Mark Stephen and the Real Made in Italy Tailoring.

Mark Stephen Purple Label - the diffusion line of Mark Marengo 31 Savile Row - is proud to support the real Made in Italy for all of the tailoring : suits, jackets, trousers and coats. 

Our two small workshops follow a long sartorial tradition handed down through generations of the same families who have a real passion for tailoring and a great pride in craftsmanship, precision and excellence, which are all synonymous with the Italian tradition. Not content to    stay with the old ways our tailors are always looking to move forward, staying close to the contemporary style evolution, without ever losing sight of their heritage and quality.

Read on to see how our suits are really made in Italy....

Mark with Vito and his three brothers who are all involved in the business.

Sharp cut tailoring is the signature look of Mark Stephen, which basically means that the suit is designed and cut to follow the contours of the body in a very soft way that will be both elegant and streamlined but also supremely comfortable to wear. The many bespoke style details of each suit include real opening cuffs, extensive hand-stitching throughout, floating chest piece, sartorial one-piece collar, feature cuff buttonholes, corozo buttons and Italian saglia linings. The trousers are flat fronted as the current fashion is for a slimmer profile trouser, and they feature traditional waist side adjusters.

There is nothing mass produced about a Mark Stephen fitted suit. Each one is cut individually and every suit is stitched and assembled with great care and precision by experienced tailors and seamstresses who have spent many years perfecting their skills.

Good quality cloth is fundamentally important. Top quality 100% wool is the most versatile fabric and will always repay the extra investment, over a synthetic blend with polyester or nylon. Mark Stephen uses superfine wools from the Biella region of Italy, often 110's count together with slightly heavier English wool cloths that are woven in Yorkshire and suit very well the vagaries of the British climate. Wool is crease-resistant, warm, takes colour beautifully in all its mixtures and melanges, and most of all drapes superlatively, which is essential for a smart looking fitted business suit.

Normally suits made with these level of suiting cloths, combined with the best traditions of Italian tailoring should retail for very much more, but experience has taught Mark that our customers place very great importance on these quality cloths which are fundamental to the tailoring of a good suit.

For Summer '13 Mark chose super lightweight wools and luxurious wool and mohair blends, another ideal high summer fabric, Lightweight, soft and with the exceptional lustre seen only in the very best suits, kid mohair is also the best choice for travellers as its high twist and springiness resist crumpling.

Mark is very happy to continue to make his suits in Italy as there is a sartorial tradition  dating back centuries , with many family firms experienced in the best traditions passed down from father to son. At our workshop there are four brothers whose are each skilled in different areas but who share the common love for their business , and for the products that they produce. Its very difficult to find this degree of attention to detail and precision, and indeed great versatility. Mark Stephen customers also greatly appreciate the enduring values of Made in Italy for our garments and cloth.
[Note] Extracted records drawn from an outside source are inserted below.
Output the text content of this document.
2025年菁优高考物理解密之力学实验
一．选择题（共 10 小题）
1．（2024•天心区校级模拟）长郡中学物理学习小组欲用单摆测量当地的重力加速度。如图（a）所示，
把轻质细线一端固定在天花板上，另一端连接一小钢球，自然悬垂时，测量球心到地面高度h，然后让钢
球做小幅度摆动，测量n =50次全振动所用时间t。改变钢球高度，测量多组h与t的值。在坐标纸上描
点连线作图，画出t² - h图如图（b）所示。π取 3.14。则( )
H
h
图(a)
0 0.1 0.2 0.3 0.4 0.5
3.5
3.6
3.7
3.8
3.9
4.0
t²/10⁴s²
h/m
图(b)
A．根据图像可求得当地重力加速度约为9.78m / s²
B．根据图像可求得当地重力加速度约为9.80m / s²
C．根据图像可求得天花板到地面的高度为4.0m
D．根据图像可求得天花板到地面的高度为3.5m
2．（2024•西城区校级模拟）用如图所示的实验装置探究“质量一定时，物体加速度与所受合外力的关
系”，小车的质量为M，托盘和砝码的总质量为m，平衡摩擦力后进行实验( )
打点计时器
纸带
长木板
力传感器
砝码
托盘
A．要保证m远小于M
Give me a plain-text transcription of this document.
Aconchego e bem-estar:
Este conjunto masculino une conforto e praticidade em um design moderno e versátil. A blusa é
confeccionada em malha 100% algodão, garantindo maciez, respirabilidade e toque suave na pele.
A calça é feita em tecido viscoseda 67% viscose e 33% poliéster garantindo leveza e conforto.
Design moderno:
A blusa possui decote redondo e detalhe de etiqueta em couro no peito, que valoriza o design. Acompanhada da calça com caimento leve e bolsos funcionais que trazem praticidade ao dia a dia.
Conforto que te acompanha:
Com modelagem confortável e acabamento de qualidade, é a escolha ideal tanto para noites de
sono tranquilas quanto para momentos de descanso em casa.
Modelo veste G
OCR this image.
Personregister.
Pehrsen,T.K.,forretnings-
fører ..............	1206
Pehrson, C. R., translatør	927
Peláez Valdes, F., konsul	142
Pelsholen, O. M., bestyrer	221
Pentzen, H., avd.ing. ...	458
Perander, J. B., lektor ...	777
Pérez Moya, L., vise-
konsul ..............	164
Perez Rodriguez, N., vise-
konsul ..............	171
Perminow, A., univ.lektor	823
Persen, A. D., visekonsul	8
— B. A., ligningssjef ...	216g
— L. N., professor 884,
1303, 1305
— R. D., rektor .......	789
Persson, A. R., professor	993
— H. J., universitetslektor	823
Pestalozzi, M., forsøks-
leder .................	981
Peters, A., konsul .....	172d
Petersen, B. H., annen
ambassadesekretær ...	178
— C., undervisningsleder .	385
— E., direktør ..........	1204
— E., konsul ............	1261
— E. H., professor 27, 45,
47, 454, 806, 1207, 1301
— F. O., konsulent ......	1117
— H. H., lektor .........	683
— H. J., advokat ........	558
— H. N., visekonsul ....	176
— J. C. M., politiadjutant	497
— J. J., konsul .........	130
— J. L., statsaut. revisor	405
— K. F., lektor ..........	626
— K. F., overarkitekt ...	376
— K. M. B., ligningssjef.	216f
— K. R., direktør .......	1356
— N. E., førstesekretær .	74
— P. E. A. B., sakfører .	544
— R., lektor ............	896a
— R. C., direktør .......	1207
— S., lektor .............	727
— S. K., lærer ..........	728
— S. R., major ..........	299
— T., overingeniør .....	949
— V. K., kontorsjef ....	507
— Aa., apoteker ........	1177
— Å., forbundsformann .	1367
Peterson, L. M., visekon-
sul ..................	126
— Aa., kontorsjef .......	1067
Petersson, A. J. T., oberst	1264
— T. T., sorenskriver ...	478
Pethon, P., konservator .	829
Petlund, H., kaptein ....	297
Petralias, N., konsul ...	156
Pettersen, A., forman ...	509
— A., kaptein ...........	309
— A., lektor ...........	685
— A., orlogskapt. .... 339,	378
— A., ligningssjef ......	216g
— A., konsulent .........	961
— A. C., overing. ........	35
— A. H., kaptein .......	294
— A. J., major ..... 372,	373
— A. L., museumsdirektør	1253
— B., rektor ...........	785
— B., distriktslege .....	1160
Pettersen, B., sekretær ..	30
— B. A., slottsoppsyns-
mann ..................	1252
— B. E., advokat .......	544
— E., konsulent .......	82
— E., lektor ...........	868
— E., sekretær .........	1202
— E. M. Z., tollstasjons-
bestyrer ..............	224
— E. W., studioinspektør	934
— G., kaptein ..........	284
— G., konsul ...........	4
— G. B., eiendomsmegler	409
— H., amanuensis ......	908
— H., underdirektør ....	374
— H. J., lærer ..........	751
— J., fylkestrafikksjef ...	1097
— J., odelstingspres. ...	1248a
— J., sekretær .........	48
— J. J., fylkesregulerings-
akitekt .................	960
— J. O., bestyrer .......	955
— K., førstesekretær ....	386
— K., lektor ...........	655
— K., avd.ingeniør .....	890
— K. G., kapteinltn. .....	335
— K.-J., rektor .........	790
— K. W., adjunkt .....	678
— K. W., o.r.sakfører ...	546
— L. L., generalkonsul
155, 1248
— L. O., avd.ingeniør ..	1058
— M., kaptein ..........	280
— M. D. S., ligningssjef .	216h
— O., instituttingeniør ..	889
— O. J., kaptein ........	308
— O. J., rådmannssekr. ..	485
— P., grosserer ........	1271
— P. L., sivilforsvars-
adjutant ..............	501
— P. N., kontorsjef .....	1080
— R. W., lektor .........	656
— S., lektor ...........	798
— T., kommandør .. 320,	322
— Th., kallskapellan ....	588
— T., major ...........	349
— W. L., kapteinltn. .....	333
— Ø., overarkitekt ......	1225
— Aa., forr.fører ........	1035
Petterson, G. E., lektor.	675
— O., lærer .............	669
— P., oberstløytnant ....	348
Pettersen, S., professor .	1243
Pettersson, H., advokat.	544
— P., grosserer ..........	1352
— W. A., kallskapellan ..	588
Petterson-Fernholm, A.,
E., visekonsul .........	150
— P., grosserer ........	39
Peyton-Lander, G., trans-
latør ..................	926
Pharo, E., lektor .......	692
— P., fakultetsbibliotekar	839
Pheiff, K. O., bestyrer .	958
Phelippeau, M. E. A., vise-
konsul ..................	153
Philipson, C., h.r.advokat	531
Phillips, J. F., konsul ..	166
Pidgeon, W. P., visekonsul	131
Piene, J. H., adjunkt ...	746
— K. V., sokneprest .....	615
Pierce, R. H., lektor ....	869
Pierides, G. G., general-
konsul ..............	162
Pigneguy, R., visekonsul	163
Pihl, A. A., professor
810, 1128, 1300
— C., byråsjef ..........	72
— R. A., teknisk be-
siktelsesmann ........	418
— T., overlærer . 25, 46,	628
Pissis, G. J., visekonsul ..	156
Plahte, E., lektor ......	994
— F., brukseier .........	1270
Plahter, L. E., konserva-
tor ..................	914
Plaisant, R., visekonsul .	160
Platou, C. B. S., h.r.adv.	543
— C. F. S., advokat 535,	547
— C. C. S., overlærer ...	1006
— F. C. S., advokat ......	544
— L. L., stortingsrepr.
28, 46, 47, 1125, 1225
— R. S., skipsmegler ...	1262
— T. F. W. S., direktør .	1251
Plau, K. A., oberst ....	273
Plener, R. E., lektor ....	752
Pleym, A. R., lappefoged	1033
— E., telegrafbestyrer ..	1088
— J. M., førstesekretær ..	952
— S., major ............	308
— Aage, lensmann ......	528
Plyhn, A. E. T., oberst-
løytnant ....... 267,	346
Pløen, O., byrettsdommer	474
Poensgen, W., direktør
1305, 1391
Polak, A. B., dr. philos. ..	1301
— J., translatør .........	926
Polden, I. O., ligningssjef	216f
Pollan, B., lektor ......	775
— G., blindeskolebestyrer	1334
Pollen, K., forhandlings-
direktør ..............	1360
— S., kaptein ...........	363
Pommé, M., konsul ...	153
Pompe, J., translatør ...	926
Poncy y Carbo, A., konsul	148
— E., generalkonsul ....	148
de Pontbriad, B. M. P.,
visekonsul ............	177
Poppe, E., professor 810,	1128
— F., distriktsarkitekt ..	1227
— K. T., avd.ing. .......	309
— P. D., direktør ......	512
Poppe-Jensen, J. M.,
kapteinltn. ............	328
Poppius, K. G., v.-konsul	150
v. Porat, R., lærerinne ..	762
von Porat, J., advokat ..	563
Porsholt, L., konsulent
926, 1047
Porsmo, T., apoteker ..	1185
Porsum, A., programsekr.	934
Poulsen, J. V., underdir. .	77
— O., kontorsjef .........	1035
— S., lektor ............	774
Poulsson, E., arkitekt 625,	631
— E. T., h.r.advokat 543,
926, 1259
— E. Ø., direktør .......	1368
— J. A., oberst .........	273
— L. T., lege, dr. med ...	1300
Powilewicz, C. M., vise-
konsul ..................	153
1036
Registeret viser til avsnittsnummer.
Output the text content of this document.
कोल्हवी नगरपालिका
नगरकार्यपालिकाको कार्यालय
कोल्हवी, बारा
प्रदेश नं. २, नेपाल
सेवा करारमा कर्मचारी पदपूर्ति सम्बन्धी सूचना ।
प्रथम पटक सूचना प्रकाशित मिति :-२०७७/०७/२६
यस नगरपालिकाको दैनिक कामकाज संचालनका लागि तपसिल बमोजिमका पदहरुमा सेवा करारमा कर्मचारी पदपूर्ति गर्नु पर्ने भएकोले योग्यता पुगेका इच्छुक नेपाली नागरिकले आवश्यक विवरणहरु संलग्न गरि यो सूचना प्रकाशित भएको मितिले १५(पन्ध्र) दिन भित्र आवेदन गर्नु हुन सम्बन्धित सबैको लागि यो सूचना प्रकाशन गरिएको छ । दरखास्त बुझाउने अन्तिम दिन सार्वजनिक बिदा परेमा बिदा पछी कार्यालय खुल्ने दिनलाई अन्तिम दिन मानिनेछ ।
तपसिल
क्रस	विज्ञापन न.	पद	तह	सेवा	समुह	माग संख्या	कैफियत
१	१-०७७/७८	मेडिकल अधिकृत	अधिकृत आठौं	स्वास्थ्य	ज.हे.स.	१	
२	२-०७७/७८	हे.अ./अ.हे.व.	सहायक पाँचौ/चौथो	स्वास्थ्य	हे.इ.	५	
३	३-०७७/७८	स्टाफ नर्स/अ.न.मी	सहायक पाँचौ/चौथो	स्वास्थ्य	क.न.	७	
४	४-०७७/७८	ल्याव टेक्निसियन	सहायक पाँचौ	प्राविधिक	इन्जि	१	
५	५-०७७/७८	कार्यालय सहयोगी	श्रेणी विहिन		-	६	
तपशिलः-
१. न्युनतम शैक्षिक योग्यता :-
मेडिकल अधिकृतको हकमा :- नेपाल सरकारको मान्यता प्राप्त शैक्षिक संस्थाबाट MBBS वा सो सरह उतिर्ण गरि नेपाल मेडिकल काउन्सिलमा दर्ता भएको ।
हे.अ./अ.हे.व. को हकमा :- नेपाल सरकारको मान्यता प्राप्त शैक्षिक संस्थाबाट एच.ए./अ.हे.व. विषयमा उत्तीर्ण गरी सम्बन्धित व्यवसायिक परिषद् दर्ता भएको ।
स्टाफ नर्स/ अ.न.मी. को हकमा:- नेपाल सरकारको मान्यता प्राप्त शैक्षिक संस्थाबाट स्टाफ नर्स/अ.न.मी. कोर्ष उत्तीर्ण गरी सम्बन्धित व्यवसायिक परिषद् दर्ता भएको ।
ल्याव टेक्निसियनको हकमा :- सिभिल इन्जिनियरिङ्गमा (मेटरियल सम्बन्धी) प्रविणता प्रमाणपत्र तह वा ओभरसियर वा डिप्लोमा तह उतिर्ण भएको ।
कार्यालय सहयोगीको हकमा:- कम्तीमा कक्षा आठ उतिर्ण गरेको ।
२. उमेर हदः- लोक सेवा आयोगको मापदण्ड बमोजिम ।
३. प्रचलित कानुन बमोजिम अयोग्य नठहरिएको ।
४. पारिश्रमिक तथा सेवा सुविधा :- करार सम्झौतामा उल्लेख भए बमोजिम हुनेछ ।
Our workshop makes all of our jackets and blazers, and also our coats, raincoats and trousers to the same high standard that is given to the suit tailoring.  Cutting edge approaches are also important and our tailors also specialise in half-lined and self-lined tailoring and this contemporary soft tailoring is ideally suited to some of the jacket styles , which gives a much softer, cooler appearance. The importance of separates has greatly increased in recent years as a part of the whole informalist or posh-casual look which prevails in many work environments these days.

Of course the core business for which Mark Stephen, designed by Mark Marengo 31 Savile Row, is recognised will probably remain the sharp cut suits with best-sellers for Summer 2013 being charcoal greys, navy blue and currently quite strong petrol blues which really cut a dash in the City or for bridegrooms and events.


All Mark Stephen Purple Label suits from the ready to wear or " pret a porter " collections are fitted to the clients in our stores at Spitalfields and London Docklands , and then they will be personally tailored to ensure the perfect sharp fit is achieved for each individual client,

Every individual who shops at Mark Stephen is unique, and at Mark Stephen the suits are not main-stream or uniform either. Nothing is mass-produced; absolutely everything is created with the same care and attention that is given to Mark's Savile Row Collections. Mark places great importance on returning customer satisfaction and personal recommendation.

Every individual who shops at Mark Stephen is unique, and the suits are not main-stream or uniform either. Nothing is mass-produced and absolutely everything is created with the same care and attention that is given to Mark's Savile Row Collections. Mark places great importance on returning customer satisfaction and personal recommendation.

With his Mark Stephen collection Mark reinstates the importance of smart, the love of clothing that is appropriate for every occasion from business to social, the antithesis of throwaway cheap fashion, and the enduring values of Made in Italy & Made in the UK.